A method for producing a coating building material having an active energy ray-curable coating on a base material,
On a substrate, the double bond equivalent 100~750g / mol, compounds having a weight average molecular weight has a 10,000 to 100,000 of acrylic (meth) acrylate resin, an acryloyl group and a siloxane skeleton, containing 及 beauty silica (1) of applying a coating composition to form a coating film of the coating composition,
The coating film obtained in the step (1) includes a step (2) of irradiating an active energy ray of 30 to 1000 mJ/cm ² at least once in a gas atmosphere having an oxygen concentration of less than 8%. A method of manufacturing a painted building material ,
A method for producing a coated building material, wherein the compound having an acryloyl group and a siloxane skeleton is a silicone epoxy (meth)acrylate represented by the general formula (2).

However, in the general formula (2), l is an integer of 0 or more, m is an integer of 1 or more, n is an integer of 0 or more, and R3, R4, and R5 are each independently hydrogen or a methyl group. Is.

The method for producing a coated building material according to claim 1, wherein the acrylic (meth)acrylate resin has a glass transition temperature (Tg) in the range of 40 to 130° C. and a hydroxyl value of 5 to 300 mgKOH/g.
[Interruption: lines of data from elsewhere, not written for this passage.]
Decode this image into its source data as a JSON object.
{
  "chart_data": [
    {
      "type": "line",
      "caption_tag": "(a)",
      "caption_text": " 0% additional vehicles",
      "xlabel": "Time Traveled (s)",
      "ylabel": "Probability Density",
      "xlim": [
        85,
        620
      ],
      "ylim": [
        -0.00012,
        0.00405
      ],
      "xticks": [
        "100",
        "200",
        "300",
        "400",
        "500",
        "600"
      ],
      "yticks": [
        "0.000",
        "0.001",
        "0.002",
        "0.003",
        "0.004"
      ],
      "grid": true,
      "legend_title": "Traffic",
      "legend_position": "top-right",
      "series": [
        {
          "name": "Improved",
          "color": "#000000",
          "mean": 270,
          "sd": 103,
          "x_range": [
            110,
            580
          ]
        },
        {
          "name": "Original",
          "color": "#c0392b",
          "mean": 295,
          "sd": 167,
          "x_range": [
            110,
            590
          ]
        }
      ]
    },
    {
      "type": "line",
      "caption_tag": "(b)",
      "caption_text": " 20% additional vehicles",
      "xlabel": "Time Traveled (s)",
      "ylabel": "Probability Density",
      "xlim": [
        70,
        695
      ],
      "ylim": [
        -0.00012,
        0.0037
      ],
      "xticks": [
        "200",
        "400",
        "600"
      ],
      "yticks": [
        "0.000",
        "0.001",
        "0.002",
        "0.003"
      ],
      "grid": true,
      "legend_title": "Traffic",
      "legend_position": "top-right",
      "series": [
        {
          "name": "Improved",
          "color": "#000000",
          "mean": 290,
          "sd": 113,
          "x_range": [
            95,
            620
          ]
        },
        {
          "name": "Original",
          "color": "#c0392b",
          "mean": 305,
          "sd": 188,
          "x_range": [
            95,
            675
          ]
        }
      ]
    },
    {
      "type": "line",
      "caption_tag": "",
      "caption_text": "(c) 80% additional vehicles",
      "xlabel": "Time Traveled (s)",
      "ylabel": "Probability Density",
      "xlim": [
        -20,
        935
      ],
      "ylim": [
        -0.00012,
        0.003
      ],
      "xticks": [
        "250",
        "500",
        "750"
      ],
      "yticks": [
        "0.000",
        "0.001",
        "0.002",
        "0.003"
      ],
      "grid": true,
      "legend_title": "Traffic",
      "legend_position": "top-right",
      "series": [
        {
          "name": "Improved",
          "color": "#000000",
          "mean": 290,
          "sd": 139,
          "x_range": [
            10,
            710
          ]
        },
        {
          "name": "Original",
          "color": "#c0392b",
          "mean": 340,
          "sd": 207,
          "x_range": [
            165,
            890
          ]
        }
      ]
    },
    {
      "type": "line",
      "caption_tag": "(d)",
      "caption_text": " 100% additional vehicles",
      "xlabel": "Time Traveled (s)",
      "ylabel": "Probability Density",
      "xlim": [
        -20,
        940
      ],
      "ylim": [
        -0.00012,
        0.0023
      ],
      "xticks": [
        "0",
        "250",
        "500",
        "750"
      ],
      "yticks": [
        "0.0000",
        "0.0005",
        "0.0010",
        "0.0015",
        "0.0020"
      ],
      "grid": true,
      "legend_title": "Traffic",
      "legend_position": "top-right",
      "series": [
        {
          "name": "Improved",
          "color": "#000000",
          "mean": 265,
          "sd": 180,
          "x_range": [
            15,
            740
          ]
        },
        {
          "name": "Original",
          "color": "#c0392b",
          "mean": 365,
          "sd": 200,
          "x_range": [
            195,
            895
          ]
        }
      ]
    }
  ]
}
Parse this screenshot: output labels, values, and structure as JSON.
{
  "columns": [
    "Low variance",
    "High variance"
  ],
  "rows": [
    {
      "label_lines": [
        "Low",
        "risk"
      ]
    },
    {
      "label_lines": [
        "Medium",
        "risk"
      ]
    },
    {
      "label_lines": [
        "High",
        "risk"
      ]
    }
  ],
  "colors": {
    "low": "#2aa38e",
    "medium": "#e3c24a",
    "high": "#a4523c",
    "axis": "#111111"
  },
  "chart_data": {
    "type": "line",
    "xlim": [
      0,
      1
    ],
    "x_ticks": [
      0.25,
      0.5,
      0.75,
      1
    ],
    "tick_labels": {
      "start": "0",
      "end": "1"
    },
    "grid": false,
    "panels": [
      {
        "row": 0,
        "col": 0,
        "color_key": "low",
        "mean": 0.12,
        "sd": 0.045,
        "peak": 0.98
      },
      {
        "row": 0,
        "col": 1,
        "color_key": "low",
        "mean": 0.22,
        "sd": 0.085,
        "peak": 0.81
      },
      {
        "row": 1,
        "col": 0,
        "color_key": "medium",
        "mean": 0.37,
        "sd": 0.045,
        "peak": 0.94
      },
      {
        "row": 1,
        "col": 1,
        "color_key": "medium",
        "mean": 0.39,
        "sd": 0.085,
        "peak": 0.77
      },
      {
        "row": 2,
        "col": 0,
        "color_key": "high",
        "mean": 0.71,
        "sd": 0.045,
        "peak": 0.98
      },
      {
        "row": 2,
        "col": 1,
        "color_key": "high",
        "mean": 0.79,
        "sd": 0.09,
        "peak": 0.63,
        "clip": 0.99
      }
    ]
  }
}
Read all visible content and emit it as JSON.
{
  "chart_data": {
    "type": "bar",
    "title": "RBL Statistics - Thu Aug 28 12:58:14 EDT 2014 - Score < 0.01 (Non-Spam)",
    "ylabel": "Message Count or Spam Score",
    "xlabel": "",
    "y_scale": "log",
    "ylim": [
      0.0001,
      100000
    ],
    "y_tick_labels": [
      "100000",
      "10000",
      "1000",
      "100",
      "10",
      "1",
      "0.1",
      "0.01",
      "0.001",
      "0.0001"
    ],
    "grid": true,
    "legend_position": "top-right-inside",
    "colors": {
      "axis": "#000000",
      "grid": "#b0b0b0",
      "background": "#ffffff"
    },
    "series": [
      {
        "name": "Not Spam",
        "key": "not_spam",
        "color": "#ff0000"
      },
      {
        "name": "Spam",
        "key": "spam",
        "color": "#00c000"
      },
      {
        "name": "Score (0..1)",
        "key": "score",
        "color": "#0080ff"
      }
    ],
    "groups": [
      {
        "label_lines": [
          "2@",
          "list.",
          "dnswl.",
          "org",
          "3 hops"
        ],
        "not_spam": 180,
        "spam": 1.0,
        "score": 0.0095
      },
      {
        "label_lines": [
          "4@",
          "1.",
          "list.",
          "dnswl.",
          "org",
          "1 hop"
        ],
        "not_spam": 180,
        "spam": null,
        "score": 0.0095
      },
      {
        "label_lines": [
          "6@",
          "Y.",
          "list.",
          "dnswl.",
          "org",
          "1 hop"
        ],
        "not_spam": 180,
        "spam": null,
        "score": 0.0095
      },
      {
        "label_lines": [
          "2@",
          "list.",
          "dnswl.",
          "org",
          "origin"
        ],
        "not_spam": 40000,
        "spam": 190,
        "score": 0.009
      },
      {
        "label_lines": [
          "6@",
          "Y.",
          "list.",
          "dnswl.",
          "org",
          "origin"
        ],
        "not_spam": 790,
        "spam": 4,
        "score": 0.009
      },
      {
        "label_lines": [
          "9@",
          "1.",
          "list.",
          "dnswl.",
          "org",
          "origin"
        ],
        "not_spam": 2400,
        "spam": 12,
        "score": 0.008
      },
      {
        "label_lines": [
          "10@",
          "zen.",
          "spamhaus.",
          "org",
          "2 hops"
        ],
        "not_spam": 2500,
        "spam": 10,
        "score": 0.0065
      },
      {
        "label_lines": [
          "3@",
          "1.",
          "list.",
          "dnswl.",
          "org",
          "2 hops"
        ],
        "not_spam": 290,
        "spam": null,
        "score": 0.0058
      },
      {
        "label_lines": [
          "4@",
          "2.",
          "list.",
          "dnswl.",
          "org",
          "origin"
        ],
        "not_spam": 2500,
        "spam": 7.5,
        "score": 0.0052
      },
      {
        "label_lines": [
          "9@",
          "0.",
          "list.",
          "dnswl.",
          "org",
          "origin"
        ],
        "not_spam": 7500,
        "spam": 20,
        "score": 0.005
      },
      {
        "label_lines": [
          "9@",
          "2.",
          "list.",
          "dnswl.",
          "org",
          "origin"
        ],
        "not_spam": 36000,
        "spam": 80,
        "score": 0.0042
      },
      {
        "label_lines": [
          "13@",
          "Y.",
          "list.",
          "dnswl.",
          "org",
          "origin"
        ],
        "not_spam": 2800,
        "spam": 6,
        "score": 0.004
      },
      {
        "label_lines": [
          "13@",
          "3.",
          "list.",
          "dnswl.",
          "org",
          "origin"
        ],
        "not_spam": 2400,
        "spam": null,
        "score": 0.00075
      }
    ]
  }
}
The method for producing a coated building material according to claim 1 or 2, wherein the silica is wet silica having an average particle diameter of 0.1 to 25 µm and/or dry silica having an average particle diameter of 0.1 to 3 µm.
Furthermore, the manufacturing method of the coating building material as described in any one of Claims 1-3 containing a polyfunctional (meth)acrylate and/or a urethane (meth)acrylate resin.
  A coated building material obtained by the manufacturing method according to any one of claims 1 to 4.